Characterizing FaaS Workflows on Public Clouds: The Good, the Bad and the Ugly
For developers and researchers using FaaS workflows, this study provides a principled analysis of performance and cost behaviors, though it is incremental as it extends existing FaaS characterization to workflow platforms.
This paper characterizes three popular FaaS workflow platforms (AWS Step Functions and Azure Durable Functions) through extensive evaluations with 25 workflows over 132k invocations, revealing insights on execution, orchestration, scaling, and costs that help developers configure and program these platforms.
Function-as-a-service (FaaS) is a popular serverless computing paradigm for developing event-driven functions that elastically scale on public clouds. FaaS workflows, such as AWS Step Functions and Azure Durable Functions, are composed from FaaS functions, like AWS Lambda and Azure Functions, to build practical applications.
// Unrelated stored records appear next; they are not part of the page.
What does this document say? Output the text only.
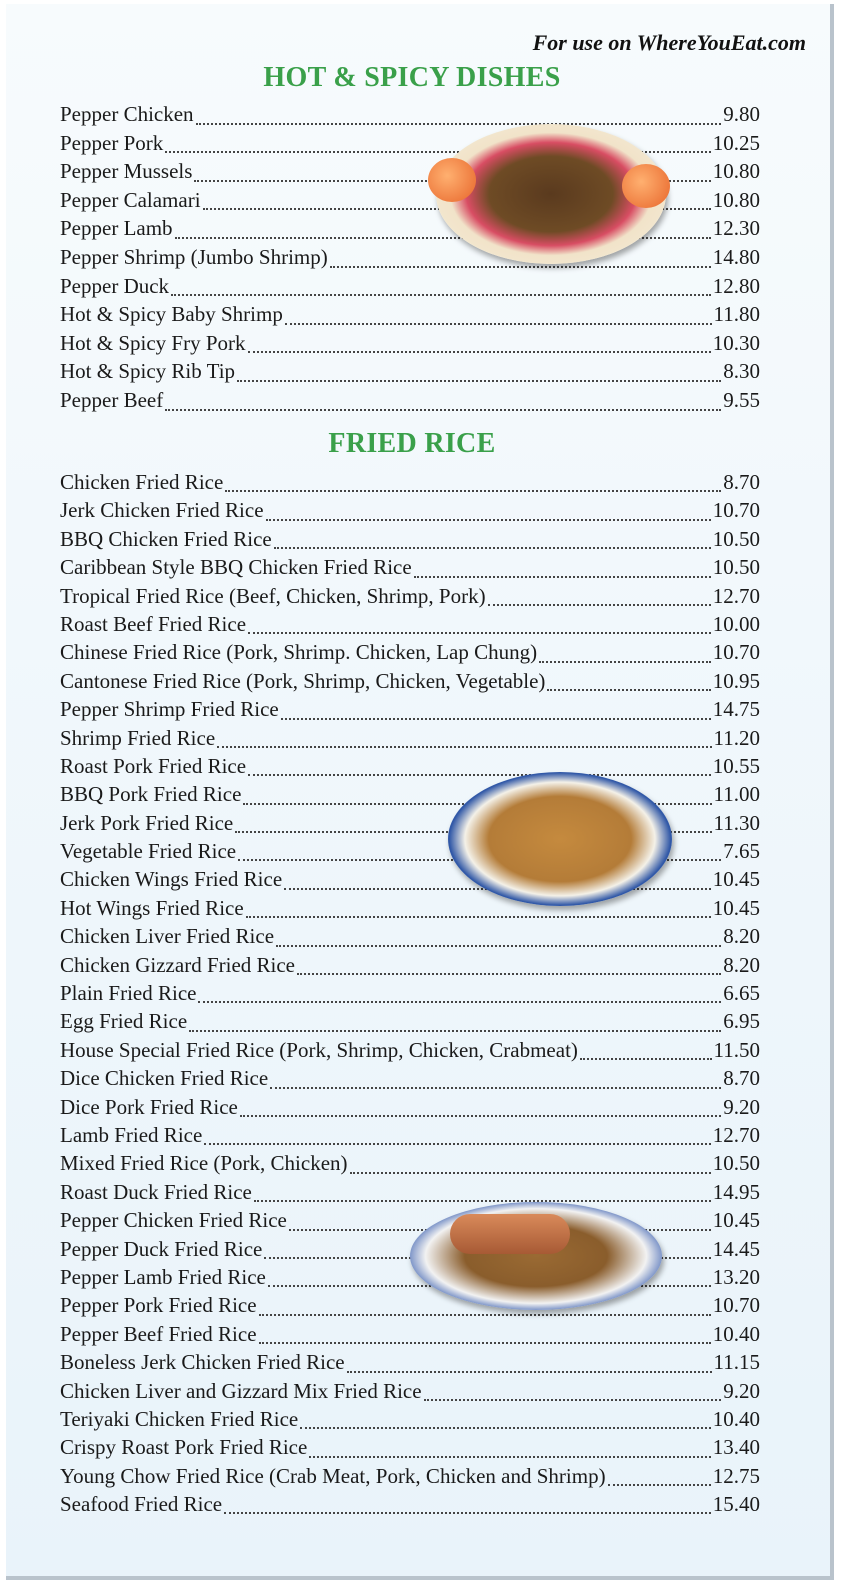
For use on WhereYouEat.com
HOT & SPICY DISHES
Pepper Chicken	9.80
Pepper Pork	10.25
Pepper Mussels	10.80
Pepper Calamari	10.80
Pepper Lamb	12.30
Pepper Shrimp (Jumbo Shrimp)	14.80
Pepper Duck	12.80
Hot & Spicy Baby Shrimp	11.80
Hot & Spicy Fry Pork	10.30
Hot & Spicy Rib Tip	8.30
Pepper Beef	9.55
FRIED RICE
Chicken Fried Rice	8.70
Jerk Chicken Fried Rice	10.70
BBQ Chicken Fried Rice	10.50
Caribbean Style BBQ Chicken Fried Rice	10.50
Tropical Fried Rice (Beef, Chicken, Shrimp, Pork)	12.70
Roast Beef Fried Rice	10.00
Chinese Fried Rice (Pork, Shrimp. Chicken, Lap Chung)	10.70
Cantonese Fried Rice (Pork, Shrimp, Chicken, Vegetable)	10.95
Pepper Shrimp Fried Rice	14.75
Shrimp Fried Rice	11.20
Roast Pork Fried Rice	10.55
BBQ Pork Fried Rice	11.00
Jerk Pork Fried Rice	11.30
Vegetable Fried Rice	7.65
Chicken Wings Fried Rice	10.45
Hot Wings Fried Rice	10.45
Chicken Liver Fried Rice	8.20
Chicken Gizzard Fried Rice	8.20
Plain Fried Rice	6.65
Egg Fried Rice	6.95
House Special Fried Rice (Pork, Shrimp, Chicken, Crabmeat)	11.50
Dice Chicken Fried Rice	8.70
Dice Pork Fried Rice	9.20
Lamb Fried Rice	12.70
Mixed Fried Rice (Pork, Chicken)	10.50
Roast Duck Fried Rice	14.95
Pepper Chicken Fried Rice	10.45
Pepper Duck Fried Rice	14.45
Pepper Lamb Fried Rice	13.20
Pepper Pork Fried Rice	10.70
Pepper Beef Fried Rice	10.40
Boneless Jerk Chicken Fried Rice	11.15
Chicken Liver and Gizzard Mix Fried Rice	9.20
Teriyaki Chicken Fried Rice	10.40
Crispy Roast Pork Fried Rice	13.40
Young Chow Fried Rice (Crab Meat, Pork, Chicken and Shrimp)	12.75
Seafood Fried Rice	15.40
But, the complex interactions between functions in the workflow and the limited visibility into the internals of proprietary FaaS platforms are major impediments to gaining a deeper understanding of FaaS workflow platforms. While several works characterize FaaS platforms to derive such insights, there is a lack of a principled and rigorous study for FaaS workflow platforms, which have unique scaling, performance and costing behavior influenced by the platform design, dataflow and workloads. In this article, we perform extensive evaluations of three popular FaaS workflow platforms from AWS and Azure, running 25 micro-benchmark and application workflows over 132k invocations. Our detailed analysis confirms some conventional wisdom but also uncovers unique insights on the function execution, workflow orchestration, inter-function interactions, cold-start scaling and monetary costs. Our observations help developers better configure and program these platforms, set performance and scalability expectations, and identify research gaps on enhancing the platforms.